Tapi ia memerlukan upaya pelatihan pengembangan kecerdasan emosional lebih
intensif, tentu dengan metode yang tepat. Penelitian membuktikan bahwa
kecerdasan emosi bisa dikembangkan dalam berbagai tingkat usia, meski
pembentukan puncaknya terjadi pada masa remaja. (situs Banjarmasin Post. 28
Oktober 2004)
Menurut Lisa Nathalia, tidak ada ukuran tingkat intervensi orang tua
dalam kehidupan anak, orang tua harus belajar mengenali bakat dan minat
anaknya, dengan melihat karakter anak terlebih dahulu, dan yang memberikan
sejak dini adalah disiplin. Penerapan kedisiplinan dalam keluarga bisa melalui
aturan-aturan dalam rumah tangga. Anak harus belajar memahami aturan-aturan
dan mentaati aturan dalam keluarga. Ini akan membentuk karakter. Orang tua
yang selalu memaksakan kehendak kepada anak, dapat menjadikan anak berontak,
sehingga kecerdasan emosional yang tentunya diiringi kecerdasan spiritual, lebih
menentukan masa depan anak. Adanya intervensi dari orang tua dengan
kedisiplinan dan keterbukaan maka diharapkan anak memiliki kecerdasan
emosional yang baik.
1.2 Perumusan masalah
1.2.1 Bagaimana pola asuh orang tua yang diterapkan pada siswa ?
1.2.2 Bagaimana tingkat kecerdasan emosional yang dimiliki oleh siswa ?
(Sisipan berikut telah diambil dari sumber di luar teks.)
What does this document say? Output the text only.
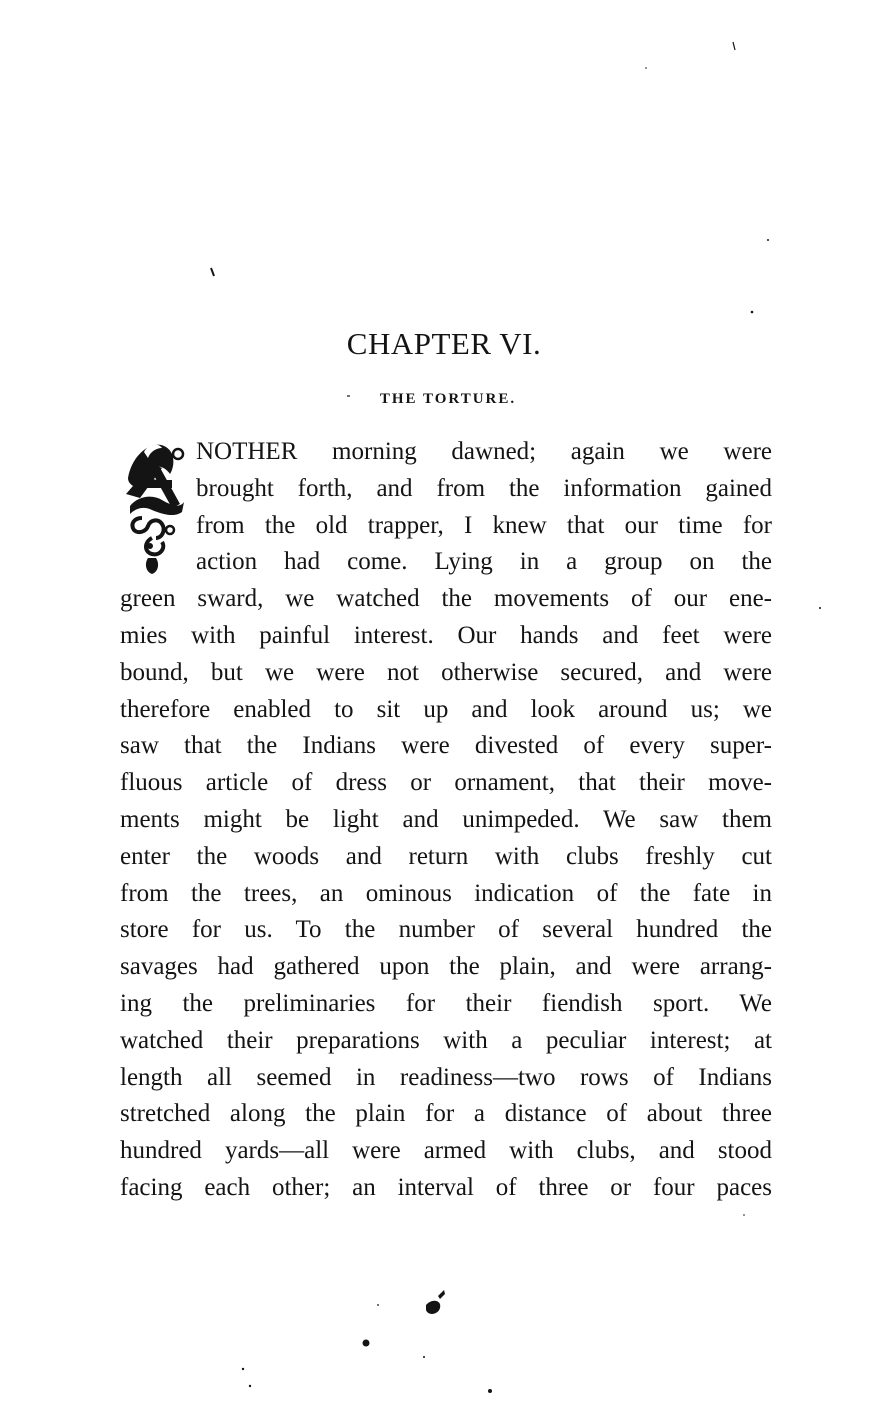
CHAPTER VI.
THE TORTURE.
NOTHER morning dawned; again we were
brought forth, and from the information gained
from the old trapper, I knew that our time for
action had come. Lying in a group on the
green sward, we watched the movements of our ene-
mies with painful interest. Our hands and feet were
bound, but we were not otherwise secured, and were
therefore enabled to sit up and look around us; we
saw that the Indians were divested of every super-
fluous article of dress or ornament, that their move-
ments might be light and unimpeded. We saw them
enter the woods and return with clubs freshly cut
from the trees, an ominous indication of the fate in
store for us. To the number of several hundred the
savages had gathered upon the plain, and were arrang-
ing the preliminaries for their fiendish sport. We
watched their preparations with a peculiar interest; at
length all seemed in readiness—two rows of Indians
stretched along the plain for a distance of about three
hundred yards—all were armed with clubs, and stood
facing each other; an interval of three or four paces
1.2.3 Apakah ada hubungan antara pola asuh orang tua dengan tingkat
kecerdasan emosional siswa di MAN Wlingi Kabupaten Blitar ?
4
1.3 Tujuan penelitian
1.3.1 Tujuan umum
Mengetahui hubungan pola asuh orang tua dengan tingkat kecerdasan
emosional ( Emotional Qootient atau EQ ) yang dicapai oleh siswa
1.3.2 Tujuan khusus
a) mengetahui pola asuh orang tua yang diterapkan pada siswa di MAN Wlingi
Kabupaten Blitar
b) Mengetahui tingkat kecerdasan emosional ( Emotional Qootient atau
EQ )pada siswa di MAN Wlingi Kabupaten Blitar
c) Menganalisa hubungan pola asuh orang tua dengan tingkat kecerdasan
emosional siswa di MAN Wlingi Kabupaten Blitar
1.4 Manfaat penelitian
1.4.1 Bagi institusi tempat dilakukan penelitian
Diharapkan penelitian ini dapat memberikan sumbang pikiran dan
pengetahuan. Dan memberikan gambaran jelas tentang hubungan pola asuh orang
tua dengan tingkat kecerdasan emosional remaja.
1.4.2 Bagi peneliti
Sebagai aplikasi pengalaman belajar khususnya dalam mata ajar riset
keperawatan dan untuk mengetahui adanya hubungan pola asuh orang tua
terhadap tingkat kecerdasan emosional remaja.
1.4.3 Bagi peneliti lain
Sebagai dasar bagi peneliti lain dalam melaksanakan penelitian
selanjutnya yang berhubungan dengan penelitian ini.